Caspis erfolgreichste Zeit waren die 70er- und 80er-Jahre. Insgesamt komponierte er rund 1400 Songs, leitete zahlreiche Alben musikalisch und produzierte Musik aus Brasilien, dem Balkan, dem Wilden Westen und Südamerika – mit einer Virtuosität, die für fünf Musikerlaufbahnen ausgereicht hätte.

Anfang der 90er-Jahre verlor er wegen persönlicher Krisen und einer skandalösen Scheidung an Popularität. Dazu war eine neue Generation in der Musikszene angesagt, Caspi wurde nicht mehr als relevant erachtet.

Frustriert zog er für einige Jahre in die USA. Ehud Manors Tod 2005 war für ihn nicht nur ein persönlicher Verlust, sondern auch ein Wendepunkt – eine zweite Seelenverwandtschaft dieser Art fand er nicht.

Impfskepsis während der Corona-Pandemie

In seinen letzten Jahren galt Matti Caspi vielen als merkwürdige Person. Seine Impfskepsis während der Corona-Pandemie und seine Entscheidung, nach Italien zu ziehen, stießen auf Kritik.
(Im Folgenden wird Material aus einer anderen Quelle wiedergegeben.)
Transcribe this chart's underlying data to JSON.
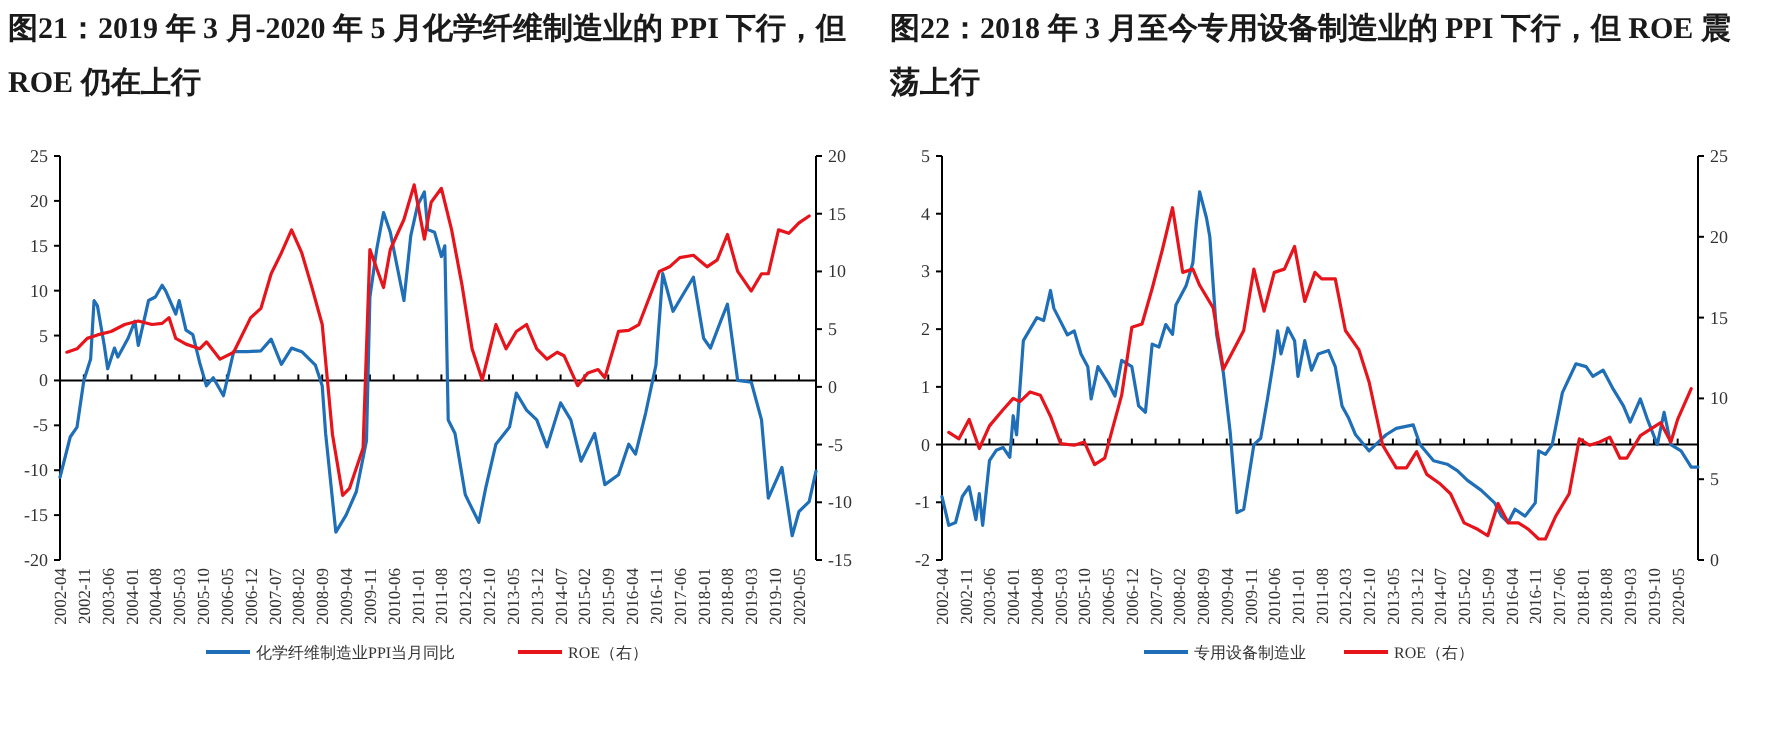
{
  "chart_data": [
    {
      "type": "line",
      "title": "图21：2019 年 3 月-2020 年 5 月化学纤维制造业的 PPI 下行，但 ROE 仍在上行",
      "xlim": [
        "2002-04",
        "2020-10"
      ],
      "xticks": [
        "2002-04",
        "2002-11",
        "2003-06",
        "2004-01",
        "2004-08",
        "2005-03",
        "2005-10",
        "2006-05",
        "2006-12",
        "2007-07",
        "2008-02",
        "2008-09",
        "2009-04",
        "2009-11",
        "2010-06",
        "2011-01",
        "2011-08",
        "2012-03",
        "2012-10",
        "2013-05",
        "2013-12",
        "2014-07",
        "2015-02",
        "2015-09",
        "2016-04",
        "2016-11",
        "2017-06",
        "2018-01",
        "2018-08",
        "2019-03",
        "2019-10",
        "2020-05"
      ],
      "ylim": [
        -20,
        25
      ],
      "yticks": [
        -20,
        -15,
        -10,
        -5,
        0,
        5,
        10,
        15,
        20,
        25
      ],
      "y2lim": [
        -15,
        20
      ],
      "y2ticks": [
        -15,
        -10,
        -5,
        0,
        5,
        10,
        15,
        20
      ],
      "legend": "bottom",
      "series": [
        {
          "name": "化学纤维制造业PPI当月同比",
          "color": "#1f6fb8",
          "x": [
            "2002-04",
            "2002-07",
            "2002-09",
            "2002-11",
            "2003-01",
            "2003-02",
            "2003-03",
            "2003-05",
            "2003-06",
            "2003-08",
            "2003-09",
            "2003-12",
            "2004-02",
            "2004-03",
            "2004-06",
            "2004-08",
            "2004-10",
            "2004-11",
            "2005-02",
            "2005-03",
            "2005-05",
            "2005-07",
            "2005-09",
            "2005-11",
            "2006-01",
            "2006-04",
            "2006-07",
            "2006-11",
            "2007-03",
            "2007-06",
            "2007-09",
            "2007-12",
            "2008-03",
            "2008-07",
            "2008-09",
            "2008-10",
            "2009-01",
            "2009-04",
            "2009-07",
            "2009-10",
            "2009-11",
            "2010-01",
            "2010-03",
            "2010-05",
            "2010-09",
            "2010-11",
            "2011-01",
            "2011-03",
            "2011-04",
            "2011-06",
            "2011-08",
            "2011-09",
            "2011-10",
            "2011-12",
            "2012-03",
            "2012-04",
            "2012-07",
            "2012-09",
            "2012-12",
            "2013-04",
            "2013-06",
            "2013-09",
            "2013-12",
            "2014-03",
            "2014-07",
            "2014-10",
            "2015-01",
            "2015-05",
            "2015-08",
            "2015-12",
            "2016-03",
            "2016-05",
            "2016-08",
            "2016-11",
            "2017-01",
            "2017-04",
            "2017-07",
            "2017-10",
            "2018-01",
            "2018-03",
            "2018-06",
            "2018-08",
            "2018-11",
            "2019-03",
            "2019-06",
            "2019-08",
            "2019-12",
            "2020-03",
            "2020-05",
            "2020-08",
            "2020-10"
          ],
          "values": [
            -10.8,
            -6.3,
            -5.2,
            0,
            2.4,
            8.9,
            8.3,
            3.9,
            1.3,
            3.6,
            2.6,
            4.7,
            6.6,
            3.9,
            8.9,
            9.3,
            10.6,
            10.0,
            7.4,
            8.9,
            5.6,
            5.1,
            2.0,
            -0.6,
            0.3,
            -1.7,
            3.2,
            3.2,
            3.3,
            4.6,
            1.8,
            3.6,
            3.2,
            1.7,
            -0.6,
            -5.9,
            -16.9,
            -15.0,
            -12.4,
            -6.7,
            9.3,
            14.6,
            18.7,
            16.5,
            8.9,
            16.1,
            19.5,
            21.0,
            16.8,
            16.5,
            13.8,
            15.0,
            -4.4,
            -5.9,
            -12.7,
            -13.5,
            -15.8,
            -12.0,
            -7.1,
            -5.2,
            -1.4,
            -3.3,
            -4.4,
            -7.4,
            -2.5,
            -4.4,
            -9.0,
            -5.9,
            -11.6,
            -10.5,
            -7.1,
            -8.2,
            -3.6,
            1.7,
            11.9,
            7.7,
            9.6,
            11.5,
            4.7,
            3.6,
            6.6,
            8.5,
            0,
            -0.2,
            -4.4,
            -13.1,
            -9.7,
            -17.3,
            -14.6,
            -13.5,
            -10.1
          ]
        },
        {
          "name": "ROE（右）",
          "color": "#e8141c",
          "axis": "y2",
          "x": [
            "2002-06",
            "2002-09",
            "2002-12",
            "2003-03",
            "2003-07",
            "2003-11",
            "2004-03",
            "2004-07",
            "2004-10",
            "2004-12",
            "2005-02",
            "2005-05",
            "2005-09",
            "2005-11",
            "2006-03",
            "2006-07",
            "2006-12",
            "2007-03",
            "2007-06",
            "2007-09",
            "2007-12",
            "2008-03",
            "2008-06",
            "2008-09",
            "2008-12",
            "2009-03",
            "2009-05",
            "2009-09",
            "2009-11",
            "2010-03",
            "2010-05",
            "2010-09",
            "2010-12",
            "2011-03",
            "2011-05",
            "2011-08",
            "2011-11",
            "2012-02",
            "2012-05",
            "2012-08",
            "2012-12",
            "2013-03",
            "2013-06",
            "2013-09",
            "2013-12",
            "2014-03",
            "2014-06",
            "2014-08",
            "2014-12",
            "2015-03",
            "2015-06",
            "2015-08",
            "2015-12",
            "2016-03",
            "2016-06",
            "2016-09",
            "2016-12",
            "2017-03",
            "2017-06",
            "2017-10",
            "2018-02",
            "2018-05",
            "2018-08",
            "2018-11",
            "2019-03",
            "2019-06",
            "2019-08",
            "2019-11",
            "2020-02",
            "2020-05",
            "2020-08"
          ],
          "values": [
            3.0,
            3.3,
            4.2,
            4.5,
            4.8,
            5.4,
            5.7,
            5.4,
            5.5,
            6.0,
            4.2,
            3.7,
            3.3,
            3.9,
            2.4,
            3.0,
            6.0,
            6.8,
            9.8,
            11.6,
            13.6,
            11.6,
            8.6,
            5.4,
            -4.1,
            -9.4,
            -8.8,
            -5.3,
            11.9,
            8.6,
            11.9,
            14.5,
            17.5,
            12.8,
            16.0,
            17.2,
            13.6,
            8.9,
            3.3,
            0.6,
            5.4,
            3.3,
            4.8,
            5.4,
            3.3,
            2.4,
            3.0,
            2.7,
            0.1,
            1.2,
            1.5,
            0.8,
            4.8,
            4.9,
            5.4,
            7.7,
            10.0,
            10.4,
            11.2,
            11.4,
            10.4,
            11.0,
            13.2,
            10.0,
            8.3,
            9.8,
            9.8,
            13.6,
            13.3,
            14.2,
            14.8
          ]
        }
      ]
    },
    {
      "type": "line",
      "title": "图22：2018 年 3 月至今专用设备制造业的 PPI 下行，但 ROE 震荡上行",
      "xlim": [
        "2002-04",
        "2020-11"
      ],
      "xticks": [
        "2002-04",
        "2002-11",
        "2003-06",
        "2004-01",
        "2004-08",
        "2005-03",
        "2005-10",
        "2006-05",
        "2006-12",
        "2007-07",
        "2008-02",
        "2008-09",
        "2009-04",
        "2009-11",
        "2010-06",
        "2011-01",
        "2011-08",
        "2012-03",
        "2012-10",
        "2013-05",
        "2013-12",
        "2014-07",
        "2015-02",
        "2015-09",
        "2016-04",
        "2016-11",
        "2017-06",
        "2018-01",
        "2018-08",
        "2019-03",
        "2019-10",
        "2020-05"
      ],
      "ylim": [
        -2,
        5
      ],
      "yticks": [
        -2,
        -1,
        0,
        1,
        2,
        3,
        4,
        5
      ],
      "y2lim": [
        0,
        25
      ],
      "y2ticks": [
        0,
        5,
        10,
        15,
        20,
        25
      ],
      "legend": "bottom",
      "series": [
        {
          "name": "专用设备制造业",
          "color": "#1f6fb8",
          "x": [
            "2002-04",
            "2002-06",
            "2002-08",
            "2002-10",
            "2002-12",
            "2003-02",
            "2003-03",
            "2003-04",
            "2003-06",
            "2003-08",
            "2003-10",
            "2003-12",
            "2004-01",
            "2004-02",
            "2004-04",
            "2004-06",
            "2004-08",
            "2004-10",
            "2004-12",
            "2005-01",
            "2005-03",
            "2005-05",
            "2005-07",
            "2005-09",
            "2005-11",
            "2005-12",
            "2006-02",
            "2006-05",
            "2006-07",
            "2006-09",
            "2006-12",
            "2007-02",
            "2007-04",
            "2007-06",
            "2007-08",
            "2007-10",
            "2007-12",
            "2008-01",
            "2008-04",
            "2008-06",
            "2008-07",
            "2008-08",
            "2008-10",
            "2008-11",
            "2009-01",
            "2009-03",
            "2009-05",
            "2009-07",
            "2009-09",
            "2009-12",
            "2010-02",
            "2010-04",
            "2010-06",
            "2010-07",
            "2010-08",
            "2010-10",
            "2010-12",
            "2011-01",
            "2011-03",
            "2011-05",
            "2011-07",
            "2011-10",
            "2011-12",
            "2012-02",
            "2012-04",
            "2012-06",
            "2012-10",
            "2013-01",
            "2013-03",
            "2013-06",
            "2013-11",
            "2014-01",
            "2014-05",
            "2014-09",
            "2014-12",
            "2015-03",
            "2015-07",
            "2015-11",
            "2016-01",
            "2016-03",
            "2016-05",
            "2016-08",
            "2016-11",
            "2016-12",
            "2017-02",
            "2017-04",
            "2017-07",
            "2017-11",
            "2018-02",
            "2018-04",
            "2018-07",
            "2018-10",
            "2019-01",
            "2019-03",
            "2019-06",
            "2019-08",
            "2019-11",
            "2020-01",
            "2020-03",
            "2020-06",
            "2020-09",
            "2020-11"
          ],
          "values": [
            -0.9,
            -1.4,
            -1.35,
            -0.9,
            -0.73,
            -1.3,
            -0.85,
            -1.4,
            -0.28,
            -0.1,
            -0.05,
            -0.22,
            0.5,
            0.17,
            1.8,
            2.0,
            2.2,
            2.15,
            2.67,
            2.36,
            2.13,
            1.9,
            1.97,
            1.57,
            1.35,
            0.79,
            1.35,
            1.07,
            0.84,
            1.46,
            1.35,
            0.67,
            0.56,
            1.74,
            1.69,
            2.08,
            1.91,
            2.42,
            2.75,
            3.15,
            3.82,
            4.38,
            3.93,
            3.6,
            1.91,
            1.24,
            0.22,
            -1.18,
            -1.12,
            0,
            0.11,
            0.79,
            1.52,
            1.97,
            1.57,
            2.02,
            1.8,
            1.18,
            1.8,
            1.29,
            1.57,
            1.63,
            1.35,
            0.67,
            0.45,
            0.17,
            -0.11,
            0.06,
            0.17,
            0.28,
            0.34,
            0,
            -0.28,
            -0.34,
            -0.45,
            -0.62,
            -0.79,
            -1.01,
            -1.24,
            -1.35,
            -1.12,
            -1.24,
            -1.01,
            -0.11,
            -0.17,
            0,
            0.9,
            1.4,
            1.35,
            1.18,
            1.29,
            0.96,
            0.67,
            0.39,
            0.79,
            0.45,
            0,
            0.56,
            0,
            -0.11,
            -0.39,
            -0.39
          ]
        },
        {
          "name": "ROE（右）",
          "color": "#e8141c",
          "axis": "y2",
          "x": [
            "2002-06",
            "2002-09",
            "2002-12",
            "2003-03",
            "2003-06",
            "2003-10",
            "2004-01",
            "2004-03",
            "2004-06",
            "2004-09",
            "2004-12",
            "2005-03",
            "2005-07",
            "2005-10",
            "2006-01",
            "2006-04",
            "2006-06",
            "2006-09",
            "2006-12",
            "2007-03",
            "2007-06",
            "2007-09",
            "2007-12",
            "2008-03",
            "2008-06",
            "2008-08",
            "2008-12",
            "2009-03",
            "2009-07",
            "2009-09",
            "2009-12",
            "2010-03",
            "2010-06",
            "2010-09",
            "2010-12",
            "2011-03",
            "2011-06",
            "2011-08",
            "2011-12",
            "2012-03",
            "2012-07",
            "2012-10",
            "2013-02",
            "2013-06",
            "2013-09",
            "2013-12",
            "2014-03",
            "2014-07",
            "2014-10",
            "2015-02",
            "2015-06",
            "2015-09",
            "2015-12",
            "2016-03",
            "2016-06",
            "2016-09",
            "2016-12",
            "2017-02",
            "2017-05",
            "2017-09",
            "2017-12",
            "2018-03",
            "2018-06",
            "2018-09",
            "2018-12",
            "2019-02",
            "2019-06",
            "2019-09",
            "2019-12",
            "2020-03",
            "2020-05",
            "2020-09"
          ],
          "values": [
            7.9,
            7.5,
            8.7,
            6.9,
            8.3,
            9.3,
            10.0,
            9.8,
            10.4,
            10.2,
            8.9,
            7.2,
            7.1,
            7.3,
            5.9,
            6.3,
            7.9,
            10.2,
            14.4,
            14.6,
            16.8,
            19.2,
            21.8,
            17.8,
            18.0,
            17.0,
            15.6,
            11.8,
            13.4,
            14.2,
            18.0,
            15.4,
            17.8,
            18.0,
            19.4,
            16.0,
            17.8,
            17.4,
            17.4,
            14.2,
            13.0,
            11.0,
            7.1,
            5.7,
            5.7,
            6.7,
            5.3,
            4.7,
            4.1,
            2.3,
            1.9,
            1.5,
            3.5,
            2.3,
            2.3,
            1.9,
            1.3,
            1.3,
            2.7,
            4.1,
            7.5,
            7.1,
            7.3,
            7.6,
            6.3,
            6.3,
            7.7,
            8.1,
            8.5,
            7.3,
            8.7,
            10.6
          ]
        }
      ]
    }
  ]
}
Nach dem 7. Oktober 2023 verbreitete er Verschwörungsmythen.

Gefeiert wurde er immer wieder wegen seiner Musik aus den 70er- und 80er-Jahren, sein neues Schaffen interessierte nur wenige. Doch als er im Mai 2025 bekannt gab, schwer an Krebs erkrankt zu sein, konnte Caspi sehen, wie ihn sein Publikum immer noch liebte. Ein Crowdfunding brachte binnen weniger Tage weit mehr Spenden als nötig ein.

Ein Konzert mit den berühmtesten Stars Israels wurde zum Höhepunkt der Solidarität mit dem Sänger, Liedermacher und Komponisten Matti Caspi. Der Mann mit dem Pokerface kam im Rollstuhl auf die Bühne. Und er schämte sich nicht zu weinen.

Der Autor ist Chasan des egalitären Minjans der Israelitischen Religionsgemeinschaft Württembergs in Stuttgart und Zweiter Vorsitzender des Verbands Jüdischer Kantoren.